How AK uses LLM
Andrej Karpathy recently posted a youtube video about how he uses LLM in his work and his best practies of interacting with LLM. Like other content that he producted, it is very insightful and worth watching. In this short blog, I will try to summary the key points from his two hours long video.
Chat Management
- Start a new chat when switching topics to maintain context clarity
- Be mindful of which model you’re using and its capabilities
- For math and code tasks, use thinking models for better accuracy
- Start with non-thinking models for speed, then escalate if needed
Tool Use
Internet Search
- Useful for real-time information and trending topics
- Example use case: Checking if Vercel offers PostgreSQL datasets
- Combine with thinking capabilities, it is the deep research feature from GPT. But AK suggested to treat results as first drafts and than verify information
Document Processing
- PDF uploads convert to text but may lose images and table formatting
- For AK, it is very effective for book analysis with targeted prompts such as “We are reading [Book Name]. Please summarize this chapter.”
Code Execution
- Python interpreter available for computation
- Examples: for simple math like 4* 50, the calculations are memory-based, while for more complex math like 4544343243 * 45442432432, it requires tool use for actual computation. And he kind of show grok is not able to call tools while GPT’s big models are able to do so.
Other Applications
Diagram Generation
- Claude can generate diagrams from various inputs. It is useful for visualizing information from books and papers. And it also helps to organize and structure complex information
Code Context
- ChatGPT web interface has limited context awareness
- Use Cursor for file system integration and better code understanding
Google’s Notebook LLM
- Supports multiple source types (PDF, webpage)
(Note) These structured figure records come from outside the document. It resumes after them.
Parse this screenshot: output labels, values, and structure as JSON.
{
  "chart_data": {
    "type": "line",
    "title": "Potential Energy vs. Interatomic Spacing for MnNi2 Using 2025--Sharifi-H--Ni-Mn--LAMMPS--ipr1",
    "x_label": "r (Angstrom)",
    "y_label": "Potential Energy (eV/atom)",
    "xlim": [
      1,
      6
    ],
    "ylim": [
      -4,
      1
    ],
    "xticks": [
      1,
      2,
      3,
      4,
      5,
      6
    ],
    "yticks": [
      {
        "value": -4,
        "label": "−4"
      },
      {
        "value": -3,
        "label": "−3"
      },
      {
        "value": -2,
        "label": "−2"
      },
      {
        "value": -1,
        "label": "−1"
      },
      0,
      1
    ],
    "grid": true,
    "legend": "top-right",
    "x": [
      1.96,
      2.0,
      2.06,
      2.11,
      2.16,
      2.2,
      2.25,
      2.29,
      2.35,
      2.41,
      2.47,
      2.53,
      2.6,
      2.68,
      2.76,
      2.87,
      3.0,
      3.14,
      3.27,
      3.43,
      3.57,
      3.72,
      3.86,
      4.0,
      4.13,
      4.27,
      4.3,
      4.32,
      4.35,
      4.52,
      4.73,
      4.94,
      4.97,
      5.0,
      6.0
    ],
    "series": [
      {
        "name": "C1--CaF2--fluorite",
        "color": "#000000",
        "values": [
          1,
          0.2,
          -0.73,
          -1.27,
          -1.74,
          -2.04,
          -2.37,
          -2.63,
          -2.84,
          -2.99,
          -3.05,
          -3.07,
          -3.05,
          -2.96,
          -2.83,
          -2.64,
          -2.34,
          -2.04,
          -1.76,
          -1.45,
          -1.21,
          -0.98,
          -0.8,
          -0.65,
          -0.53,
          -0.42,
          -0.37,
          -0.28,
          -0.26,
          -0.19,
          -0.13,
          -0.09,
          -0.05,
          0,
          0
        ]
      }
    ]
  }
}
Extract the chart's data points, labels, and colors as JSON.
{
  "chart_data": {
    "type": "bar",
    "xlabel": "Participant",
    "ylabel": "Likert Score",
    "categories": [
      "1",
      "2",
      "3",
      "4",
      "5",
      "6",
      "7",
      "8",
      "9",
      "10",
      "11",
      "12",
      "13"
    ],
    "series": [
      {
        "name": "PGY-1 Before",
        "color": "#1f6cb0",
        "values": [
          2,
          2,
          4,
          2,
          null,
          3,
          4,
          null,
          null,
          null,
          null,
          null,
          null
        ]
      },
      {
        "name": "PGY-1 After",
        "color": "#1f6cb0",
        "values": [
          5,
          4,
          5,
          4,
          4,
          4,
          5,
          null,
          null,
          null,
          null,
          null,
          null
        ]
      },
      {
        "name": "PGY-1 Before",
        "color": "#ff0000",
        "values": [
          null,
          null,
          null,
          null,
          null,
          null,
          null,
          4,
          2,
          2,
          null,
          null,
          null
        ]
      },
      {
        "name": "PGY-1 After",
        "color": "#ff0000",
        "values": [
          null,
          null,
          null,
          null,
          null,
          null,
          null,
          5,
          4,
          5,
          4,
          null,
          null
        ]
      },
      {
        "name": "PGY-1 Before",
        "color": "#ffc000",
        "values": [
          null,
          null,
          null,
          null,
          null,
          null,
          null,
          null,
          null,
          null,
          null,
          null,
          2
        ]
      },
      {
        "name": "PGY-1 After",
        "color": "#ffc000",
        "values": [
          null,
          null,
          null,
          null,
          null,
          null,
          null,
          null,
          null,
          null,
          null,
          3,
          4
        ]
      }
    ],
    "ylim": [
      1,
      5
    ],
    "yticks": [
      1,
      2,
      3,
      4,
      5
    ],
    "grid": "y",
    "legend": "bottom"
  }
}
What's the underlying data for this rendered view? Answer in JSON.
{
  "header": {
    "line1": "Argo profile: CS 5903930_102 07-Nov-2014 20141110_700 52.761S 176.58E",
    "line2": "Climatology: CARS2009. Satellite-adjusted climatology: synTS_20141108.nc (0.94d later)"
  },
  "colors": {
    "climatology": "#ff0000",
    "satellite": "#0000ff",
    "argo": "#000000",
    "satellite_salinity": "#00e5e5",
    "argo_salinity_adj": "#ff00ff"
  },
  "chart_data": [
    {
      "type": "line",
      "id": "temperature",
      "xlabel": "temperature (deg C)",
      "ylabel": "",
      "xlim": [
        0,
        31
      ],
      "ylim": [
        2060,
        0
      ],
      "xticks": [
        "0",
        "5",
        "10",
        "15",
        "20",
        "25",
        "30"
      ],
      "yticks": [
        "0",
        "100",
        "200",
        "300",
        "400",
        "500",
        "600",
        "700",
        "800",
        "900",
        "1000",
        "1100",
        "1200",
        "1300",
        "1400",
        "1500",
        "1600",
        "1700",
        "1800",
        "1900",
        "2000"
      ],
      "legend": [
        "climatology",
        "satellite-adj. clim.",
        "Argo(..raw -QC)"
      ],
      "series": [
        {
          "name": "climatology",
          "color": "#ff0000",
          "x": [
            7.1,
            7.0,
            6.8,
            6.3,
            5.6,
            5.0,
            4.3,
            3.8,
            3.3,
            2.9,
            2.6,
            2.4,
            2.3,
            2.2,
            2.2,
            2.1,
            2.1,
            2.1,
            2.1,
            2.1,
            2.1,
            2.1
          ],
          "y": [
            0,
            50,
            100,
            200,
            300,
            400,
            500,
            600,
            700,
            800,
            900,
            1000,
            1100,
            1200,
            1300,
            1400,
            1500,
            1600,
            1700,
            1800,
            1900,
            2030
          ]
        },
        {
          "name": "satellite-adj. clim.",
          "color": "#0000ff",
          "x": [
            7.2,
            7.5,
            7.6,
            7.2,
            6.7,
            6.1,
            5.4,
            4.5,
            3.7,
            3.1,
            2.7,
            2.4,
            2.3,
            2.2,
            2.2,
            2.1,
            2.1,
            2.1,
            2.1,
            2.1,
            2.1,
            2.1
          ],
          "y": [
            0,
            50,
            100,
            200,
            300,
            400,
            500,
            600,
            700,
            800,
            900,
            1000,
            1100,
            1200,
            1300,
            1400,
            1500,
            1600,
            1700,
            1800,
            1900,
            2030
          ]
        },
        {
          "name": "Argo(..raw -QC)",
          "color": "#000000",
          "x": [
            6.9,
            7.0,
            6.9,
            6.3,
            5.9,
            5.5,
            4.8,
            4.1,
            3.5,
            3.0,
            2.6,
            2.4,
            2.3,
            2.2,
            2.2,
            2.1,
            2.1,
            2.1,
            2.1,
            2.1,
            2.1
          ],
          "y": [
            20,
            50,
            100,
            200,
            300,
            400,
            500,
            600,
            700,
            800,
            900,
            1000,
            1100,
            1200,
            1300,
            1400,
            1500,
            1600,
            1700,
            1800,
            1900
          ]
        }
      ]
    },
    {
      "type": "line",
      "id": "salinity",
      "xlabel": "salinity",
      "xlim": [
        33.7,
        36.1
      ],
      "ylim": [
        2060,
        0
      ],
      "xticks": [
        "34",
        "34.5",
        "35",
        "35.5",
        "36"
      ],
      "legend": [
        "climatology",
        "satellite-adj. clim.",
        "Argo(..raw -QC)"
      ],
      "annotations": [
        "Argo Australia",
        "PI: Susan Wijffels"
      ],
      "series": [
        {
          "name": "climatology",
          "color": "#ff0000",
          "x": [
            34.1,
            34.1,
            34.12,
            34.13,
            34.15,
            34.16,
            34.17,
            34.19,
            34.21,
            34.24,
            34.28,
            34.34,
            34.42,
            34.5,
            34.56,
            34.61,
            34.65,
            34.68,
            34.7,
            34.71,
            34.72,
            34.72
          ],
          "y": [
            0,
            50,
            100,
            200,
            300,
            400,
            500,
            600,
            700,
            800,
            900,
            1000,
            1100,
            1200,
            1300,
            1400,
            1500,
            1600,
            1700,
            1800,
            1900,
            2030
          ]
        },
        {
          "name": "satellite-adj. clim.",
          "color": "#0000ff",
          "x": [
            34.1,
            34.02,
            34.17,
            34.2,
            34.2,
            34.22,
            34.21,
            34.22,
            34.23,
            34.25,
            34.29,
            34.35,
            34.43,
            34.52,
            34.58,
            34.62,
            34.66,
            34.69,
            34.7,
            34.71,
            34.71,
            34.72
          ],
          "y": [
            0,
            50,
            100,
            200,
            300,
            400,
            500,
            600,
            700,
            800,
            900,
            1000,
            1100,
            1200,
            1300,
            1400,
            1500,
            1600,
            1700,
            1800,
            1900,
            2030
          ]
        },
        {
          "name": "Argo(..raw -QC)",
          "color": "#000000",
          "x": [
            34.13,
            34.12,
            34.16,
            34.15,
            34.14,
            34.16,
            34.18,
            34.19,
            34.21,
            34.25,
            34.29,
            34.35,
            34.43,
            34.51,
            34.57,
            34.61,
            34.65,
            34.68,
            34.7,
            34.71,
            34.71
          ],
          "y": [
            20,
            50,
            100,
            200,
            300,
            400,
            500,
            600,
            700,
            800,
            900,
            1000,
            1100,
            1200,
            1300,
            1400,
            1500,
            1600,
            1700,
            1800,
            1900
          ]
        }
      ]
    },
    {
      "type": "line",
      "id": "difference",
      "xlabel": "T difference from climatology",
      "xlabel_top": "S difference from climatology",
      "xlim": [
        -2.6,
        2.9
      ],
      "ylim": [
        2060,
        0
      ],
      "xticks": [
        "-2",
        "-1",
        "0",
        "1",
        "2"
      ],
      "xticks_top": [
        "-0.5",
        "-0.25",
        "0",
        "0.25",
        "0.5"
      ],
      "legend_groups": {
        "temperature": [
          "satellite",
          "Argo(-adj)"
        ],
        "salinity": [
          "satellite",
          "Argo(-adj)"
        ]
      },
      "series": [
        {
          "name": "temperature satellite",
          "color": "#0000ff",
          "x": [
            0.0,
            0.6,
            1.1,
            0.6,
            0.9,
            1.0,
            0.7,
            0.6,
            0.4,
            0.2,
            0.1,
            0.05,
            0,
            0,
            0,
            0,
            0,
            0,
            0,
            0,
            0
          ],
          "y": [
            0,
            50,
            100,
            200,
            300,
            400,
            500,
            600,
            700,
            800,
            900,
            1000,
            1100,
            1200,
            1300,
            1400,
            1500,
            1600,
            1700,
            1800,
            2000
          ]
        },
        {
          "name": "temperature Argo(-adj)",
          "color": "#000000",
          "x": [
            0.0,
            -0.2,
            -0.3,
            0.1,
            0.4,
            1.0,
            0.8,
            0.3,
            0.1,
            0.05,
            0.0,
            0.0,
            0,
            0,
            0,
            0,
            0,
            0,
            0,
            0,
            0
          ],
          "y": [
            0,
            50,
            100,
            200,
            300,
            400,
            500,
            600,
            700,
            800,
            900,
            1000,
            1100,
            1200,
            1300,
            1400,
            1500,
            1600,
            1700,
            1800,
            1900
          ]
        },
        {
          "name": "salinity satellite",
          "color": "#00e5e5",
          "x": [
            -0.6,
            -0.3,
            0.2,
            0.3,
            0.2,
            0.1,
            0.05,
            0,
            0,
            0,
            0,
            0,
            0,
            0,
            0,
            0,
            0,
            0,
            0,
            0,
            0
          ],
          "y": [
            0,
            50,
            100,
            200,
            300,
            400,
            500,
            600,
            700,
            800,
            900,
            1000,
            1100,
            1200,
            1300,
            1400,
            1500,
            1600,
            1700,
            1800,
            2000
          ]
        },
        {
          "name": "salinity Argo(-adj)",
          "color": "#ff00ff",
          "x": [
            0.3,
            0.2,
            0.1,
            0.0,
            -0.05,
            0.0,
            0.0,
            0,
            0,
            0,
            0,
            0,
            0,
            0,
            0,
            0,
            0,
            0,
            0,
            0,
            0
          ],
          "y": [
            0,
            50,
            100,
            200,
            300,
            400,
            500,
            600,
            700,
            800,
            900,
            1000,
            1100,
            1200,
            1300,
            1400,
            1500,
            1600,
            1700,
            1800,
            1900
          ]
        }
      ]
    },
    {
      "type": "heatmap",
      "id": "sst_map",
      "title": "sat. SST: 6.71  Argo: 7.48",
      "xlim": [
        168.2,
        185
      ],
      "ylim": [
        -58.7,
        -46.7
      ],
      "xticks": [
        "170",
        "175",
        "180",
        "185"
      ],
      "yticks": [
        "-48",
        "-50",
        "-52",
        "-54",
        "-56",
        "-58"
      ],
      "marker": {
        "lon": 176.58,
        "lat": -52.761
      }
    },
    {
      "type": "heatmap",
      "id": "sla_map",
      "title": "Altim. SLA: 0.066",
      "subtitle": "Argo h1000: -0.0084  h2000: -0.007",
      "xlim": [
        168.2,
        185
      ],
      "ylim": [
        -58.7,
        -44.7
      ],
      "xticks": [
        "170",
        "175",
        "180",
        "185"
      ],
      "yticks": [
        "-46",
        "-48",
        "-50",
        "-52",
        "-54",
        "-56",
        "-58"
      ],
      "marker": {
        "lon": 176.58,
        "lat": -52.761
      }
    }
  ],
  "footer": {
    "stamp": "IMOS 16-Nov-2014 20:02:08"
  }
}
- Enables interactive chat
- Can generate podcast content
Image Processing
- Processes images as token sequences
- OCR capabilities for text extraction
- Can analyze image content (e.g., nutrition information)
- Process:
- Transcribe image content
- Query the extracted information
Summary
Rather than trying to eliminate LLM limitations like hallucination, AK advocates for understanding and working within these constraints. His approach focuses on identifying appropriate use cases and developing effective workflows that account for LLM capabilities and limitations. And he also helped us to try multiple paid LLM tools. It is good for us to save the money and time to find the best tool for our use case.